I slipped into living in the moment Saturday morning. I didn’t plan it and that’s how it happens best.
I bought flowers on Thursday afternoon. On Friday, it was freezing and windy, so I had to leave creating a patio garden around my little trailer for another day.
I picked a bouquet from the hibiscus and the roses, and I spent all day Friday taking pictures.
Saturday morning, when I woke, it was still cold. I peeked outside and I could feel the sun on my face, so I pulled on a warm shirt and long pants and I went outside with my coffee.
Then, I played with the flowers.
As I trimmed and repotted the plants, I fell into my old familiar rhythm.
I started gardening with my mum when I was a toddler and she generously passed on her green thumb to me and to my two sisters.
I didn’t save any gardening tools when I downsized to the trailer because I promised myself that I would never buy and fill up another house and yard only to leave them when I moved. (I have left over fifteen houses and fifteen gardens behind in my travels.)
I thought I could simply stop growing plants and flowers, but my longing for a garden said no.
Then, I remembered driving from New Hampshire to Oklahoma with a dozen plants in the back of my pickup truck. They not only survived; they had a growth spurt during the three-day trip.
The idea for a traveling, patio garden was born.
I bought three unique hibiscus plants, aloe, two stunning rose bushes, tulips, a philodendron, cyclamen and two plants just because they were pink. No, I don’t know their names. They waved hello to me and I scooped them up.

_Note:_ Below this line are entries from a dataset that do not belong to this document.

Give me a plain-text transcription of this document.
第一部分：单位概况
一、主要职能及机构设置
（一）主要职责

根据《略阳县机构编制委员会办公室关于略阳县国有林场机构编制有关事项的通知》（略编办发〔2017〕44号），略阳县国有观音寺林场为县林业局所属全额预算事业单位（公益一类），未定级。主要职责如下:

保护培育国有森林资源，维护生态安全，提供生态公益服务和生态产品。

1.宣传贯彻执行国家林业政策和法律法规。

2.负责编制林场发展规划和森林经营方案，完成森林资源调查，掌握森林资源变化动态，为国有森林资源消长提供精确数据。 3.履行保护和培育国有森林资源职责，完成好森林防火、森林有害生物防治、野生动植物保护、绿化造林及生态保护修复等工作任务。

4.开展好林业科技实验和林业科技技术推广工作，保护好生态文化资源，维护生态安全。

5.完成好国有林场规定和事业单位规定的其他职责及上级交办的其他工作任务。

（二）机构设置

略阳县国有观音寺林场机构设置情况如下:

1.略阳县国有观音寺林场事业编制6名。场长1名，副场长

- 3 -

I also bought Jungle Growth soil, Black Cow manure, Miracle Grow plant food, organic bug spray, flowerpots, and gardening shears.
I didn’t think about a trowel; but I found out that with potted plants, a fork loosens the soil nicely.

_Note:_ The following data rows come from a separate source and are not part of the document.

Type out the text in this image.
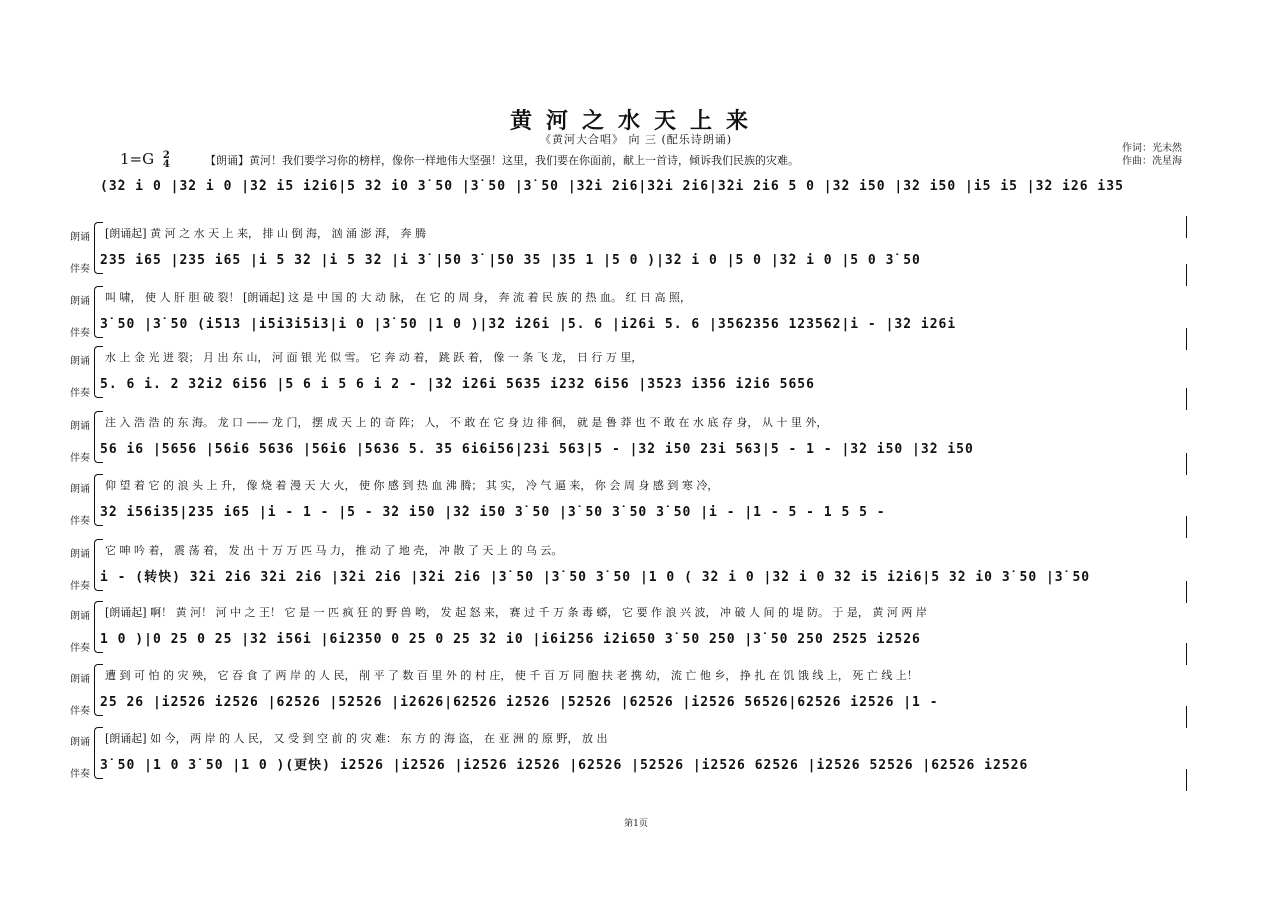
黄河之水天上来
《黄河大合唱》 向 三 (配乐诗朗诵)
作词：光未然
作曲：冼星海
1=G 2
4	【朗诵】黄河！我们要学习你的榜样，像你一样地伟大坚强！这里，我们要在你面前，献上一首诗，倾诉我们民族的灾难。
(3̇2 i 0 |3̇2 i 0 |3̇2 i5 i2i6|5 3̇2 i0 3̇ 50 |3̇ 50 |3̇ 50 |3̇2i 2i6|3̇2i 2i6|3̇2i 2i6 5 0 |3̇2 i50 |3̇2 i50 |i5 i5 |3̇2 i26 i35
朗诵
伴奏
[朗诵起] 黄 河 之 水 天 上 来， 排 山 倒 海， 汹 涌 澎 湃， 奔 腾
235 i65 |235 i65 |i 5 3̇2 |i 5 3̇2 |i 3̇ |50 3̇ |50 35 |35 1 |5 0 )|3̇2 i 0 |5 0 |3̇2 i 0 |5 0 3̇ 50
朗诵
伴奏
叫 啸， 使 人 肝 胆 破 裂！ [朗诵起] 这 是 中 国 的 大 动 脉， 在 它 的 周 身， 奔 流 着 民 族 的 热 血。 红 日 高 照，
3̇ 50 |3̇ 50 (i513 |i5i3i5i3|i 0 |3̇ 50 |1 0 )|3̇2 i26i |5. 6 |i26i 5. 6 |3562356 123562|i - |3̇2 i26i
朗诵
伴奏
水 上 金 光 迸 裂； 月 出 东 山， 河 面 银 光 似 雪。 它 奔 动 着， 跳 跃 着， 像 一 条 飞 龙， 日 行 万 里，
5. 6 i. 2 3̇2i2 6i56 |5 6 i 5 6 i 2 - |3̇2 i26i 5635 i232 6i56 |3523 i356 i2i6 5656
朗诵
伴奏
注 入 浩 浩 的 东 海。 龙 口 —— 龙 门， 摆 成 天 上 的 奇 阵； 人， 不 敢 在 它 身 边 徘 徊， 就 是 鲁 莽 也 不 敢 在 水 底 存 身， 从 十 里 外，
56 i6 |5656 |56i6 5636 |56i6 |5636 5. 35 6i6i56|23i 563|5 - |3̇2 i50 23i 563|5 - 1 - |3̇2 i50 |3̇2 i50
朗诵
伴奏
仰 望 着 它 的 浪 头 上 升， 像 烧 着 漫 天 大 火， 使 你 感 到 热 血 沸 腾； 其 实， 冷 气 逼 来， 你 会 周 身 感 到 寒 冷，
3̇2 i56i35|235 i65 |i - 1 - |5 - 3̇2 i50 |3̇2 i50 3̇ 50 |3̇ 50 3̇ 50 3̇ 50 |i - |1 - 5 - 1 5 5 -
朗诵
伴奏
它 呻 吟 着， 震 荡 着， 发 出 十 万 万 匹 马 力， 推 动 了 地 壳， 冲 散 了 天 上 的 乌 云。
i - (转快) 3̇2i 2i6 3̇2i 2i6 |3̇2i 2i6 |3̇2i 2i6 |3̇ 50 |3̇ 50 3̇ 50 |1 0 ( 3̇2 i 0 |3̇2 i 0 3̇2 i5 i2i6|5 3̇2 i0 3̇ 50 |3̇ 50
朗诵
伴奏
[朗诵起] 啊！ 黄 河！ 河 中 之 王！ 它 是 一 匹 疯 狂 的 野 兽 哟， 发 起 怒 来， 赛 过 千 万 条 毒 蟒， 它 要 作 浪 兴 波， 冲 破 人 间 的 堤 防。 于 是， 黄 河 两 岸
1 0 )|0 25 0 25 |3̇2 i56i |6i2350 0 25 0 25 3̇2 i0 |i6i256 i2i650 3̇ 50 250 |3̇ 50 250 2525 i2526
朗诵
伴奏
遭 到 可 怕 的 灾 殃， 它 吞 食 了 两 岸 的 人 民， 削 平 了 数 百 里 外 的 村 庄， 使 千 百 万 同 胞 扶 老 携 幼， 流 亡 他 乡， 挣 扎 在 饥 饿 线 上， 死 亡 线 上！
25 26 |i2526 i2526 |62526 |52526 |i2626|62526 i2526 |52526 |62526 |i2526 56526|62526 i2526 |1 -
朗诵
伴奏
[朗诵起] 如 今， 两 岸 的 人 民， 又 受 到 空 前 的 灾 难： 东 方 的 海 盗， 在 亚 洲 的 原 野， 放 出
3̇ 50 |1 0 3̇ 50 |1 0 )(更快) i2526 |i2526 |i2526 i2526 |62526 |52526 |i2526 62526 |i2526 52526 |62526 i2526
第1页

Later, as I was cleaning the mess I had made, I realized that I had been totally in the moment, lost in what I was doing for over three hours.
I felt so relaxed and so happy. The euphoria lasted the rest of the day and I realized that I didn’t lose myself in the plants, I found myself.
Working with soil and nurturing flowers is as integral to who I am as writing and I pray that I never forget that again.